Я хорошо помню, как улетал из Берлина в Мадрид год назад. Из окна S-Bahn я увидел госпиталь «Шарите» и подумал об Алексее, который уехал в Россию вскоре после того, как был выписан из этой больницы. «Шарите» — это не просто ее название. По-французски «Шарите» — это любовь и милосердие. Что заставило Алексея покинуть тех, кто его любит и уважает в этом городе, в этой стране и везде за пределами России, где он мог бы находиться в относительной безопасности, и вернуться в Россию? Этот вопрос задавали многие и продолжают задавать сейчас. Зачем он это сделал?
Его решение могло бы показаться безрассудством, если бы похожий вопрос не прозвучал две тысячи лет назад: «Равви! давно ли Иудеи искали побить Тебя камнями, и Ты опять идешь туда?» (Ин. 11:8). Это и есть христианство — готовность следовать за Христом туда, куда идет Он.
Когда Алексей возвращался в Россию, передо мной был образ, который оказывается перед нашими глазами в православных храмах каждое воскресенье. Это образ сошествия Христа во ад. Путь Алексея из Берлина в Харп, где он погиб, был его личным сошествием во ад.
Многие надеялись, что ему хватит физических сил, чтобы выйти из этого ада живым. Этого не случилось. Но случилось что-то важное: мы все поняли, что побеждает ад не тот, кто остается биологически живым. Побеждает тот, кто, находясь в аду, не становится его частью.
Можно быть верующим или неверующим, можно придерживаться разных политических убеждений, но нельзя не поражаться тому, что в голосе Алексея, на его лице было больше радости, чем на лицах тех людей, которые добились практически неограниченной власти и богатства, <…> но на самом деле боялись не только живого Навального, но и мертвого.

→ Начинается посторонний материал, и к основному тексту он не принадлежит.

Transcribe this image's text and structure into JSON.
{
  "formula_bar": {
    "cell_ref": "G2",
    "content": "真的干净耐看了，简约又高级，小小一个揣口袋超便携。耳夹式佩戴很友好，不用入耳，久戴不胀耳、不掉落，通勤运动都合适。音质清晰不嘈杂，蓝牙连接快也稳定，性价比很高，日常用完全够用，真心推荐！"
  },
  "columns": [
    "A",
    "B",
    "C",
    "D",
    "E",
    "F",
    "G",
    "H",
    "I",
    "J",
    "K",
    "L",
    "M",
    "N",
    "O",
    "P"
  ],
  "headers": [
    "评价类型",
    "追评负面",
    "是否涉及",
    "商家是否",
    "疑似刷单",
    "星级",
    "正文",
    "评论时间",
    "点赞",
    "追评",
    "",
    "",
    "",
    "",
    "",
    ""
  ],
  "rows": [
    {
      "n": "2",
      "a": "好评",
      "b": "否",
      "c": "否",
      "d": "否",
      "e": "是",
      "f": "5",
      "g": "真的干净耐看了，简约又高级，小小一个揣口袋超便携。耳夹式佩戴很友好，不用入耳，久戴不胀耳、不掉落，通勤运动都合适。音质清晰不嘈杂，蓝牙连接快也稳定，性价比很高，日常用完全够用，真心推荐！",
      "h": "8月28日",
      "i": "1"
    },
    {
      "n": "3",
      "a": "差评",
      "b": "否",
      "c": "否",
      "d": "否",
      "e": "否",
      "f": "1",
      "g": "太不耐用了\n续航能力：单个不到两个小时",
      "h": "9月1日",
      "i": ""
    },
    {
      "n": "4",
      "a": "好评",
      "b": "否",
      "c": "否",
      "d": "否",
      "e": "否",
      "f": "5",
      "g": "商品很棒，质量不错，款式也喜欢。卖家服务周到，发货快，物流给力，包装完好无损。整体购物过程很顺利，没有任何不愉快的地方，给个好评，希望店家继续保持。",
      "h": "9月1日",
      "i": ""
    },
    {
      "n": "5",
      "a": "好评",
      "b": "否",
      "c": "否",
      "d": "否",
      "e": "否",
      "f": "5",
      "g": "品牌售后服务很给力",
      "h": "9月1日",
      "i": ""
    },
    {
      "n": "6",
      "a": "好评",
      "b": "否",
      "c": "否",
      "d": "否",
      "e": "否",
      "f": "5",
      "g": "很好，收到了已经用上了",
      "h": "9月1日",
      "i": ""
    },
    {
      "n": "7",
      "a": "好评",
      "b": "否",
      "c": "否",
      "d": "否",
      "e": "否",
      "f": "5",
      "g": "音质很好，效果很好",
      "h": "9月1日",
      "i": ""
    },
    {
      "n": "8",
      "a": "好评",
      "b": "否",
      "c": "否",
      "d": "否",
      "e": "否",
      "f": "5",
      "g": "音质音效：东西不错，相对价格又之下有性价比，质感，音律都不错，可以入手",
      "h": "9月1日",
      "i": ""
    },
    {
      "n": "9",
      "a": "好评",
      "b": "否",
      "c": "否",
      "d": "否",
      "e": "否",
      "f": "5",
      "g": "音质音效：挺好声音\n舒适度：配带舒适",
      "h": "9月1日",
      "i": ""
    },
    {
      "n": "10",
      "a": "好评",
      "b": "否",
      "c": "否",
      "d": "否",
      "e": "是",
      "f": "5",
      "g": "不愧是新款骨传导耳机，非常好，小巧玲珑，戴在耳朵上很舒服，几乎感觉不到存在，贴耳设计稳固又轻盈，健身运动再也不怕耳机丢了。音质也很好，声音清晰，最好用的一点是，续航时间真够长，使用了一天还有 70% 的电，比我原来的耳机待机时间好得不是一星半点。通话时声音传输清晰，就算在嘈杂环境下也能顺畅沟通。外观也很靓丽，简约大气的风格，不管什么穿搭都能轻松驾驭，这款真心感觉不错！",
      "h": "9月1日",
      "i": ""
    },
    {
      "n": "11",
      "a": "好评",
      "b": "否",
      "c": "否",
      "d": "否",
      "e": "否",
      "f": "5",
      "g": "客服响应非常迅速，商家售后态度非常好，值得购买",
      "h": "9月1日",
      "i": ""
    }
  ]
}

В письме, которое было направлено группой православных священников российским властям с требованием выдать тело Алексея матери, были слова: «Даже Понтий Пилат, принявший решение о казни Христа из страха оказаться нелояльным императору («Если отпустишь Его, ты не друг кесарю» (Ин. 19:12), не стал препятствовать выдаче тела Спасителя и его погребению». Власть этих людей основана на страхе и терроре именно потому, что страх является их топливом. Главный их страх — это страх будущего, потому что перемены для них равносильны смерти. Старость объявила войну молодости, смерть объявила войну жизни.
К этим людям и ко всем нам Алексей обращался со словами: «Я не боюсь, и вы не бойтесь». Эти слова звучат в Евангелии очень часто.
Их слышат пастухи, когда ангел возвещает им радостную новость о рождестве Спасителя; Его ученики, когда Он приходит к ним во время шторма на Галилейском озере и когда они ослеплены Его светом на Фаворе; женщины, входящие в пустой гроб. Все они слышат эти слова: «Не бойтесь».
Мы дожили до времени, когда Евангелие проповедуется не из церковных кабинетов, а из тюремных камер, но становится ли эта проповедь менее убедительной?
Ветхий Завет говорит: «Крепка, как смерть, любовь».
Новый Завет учит, что любовь сильнее смерти.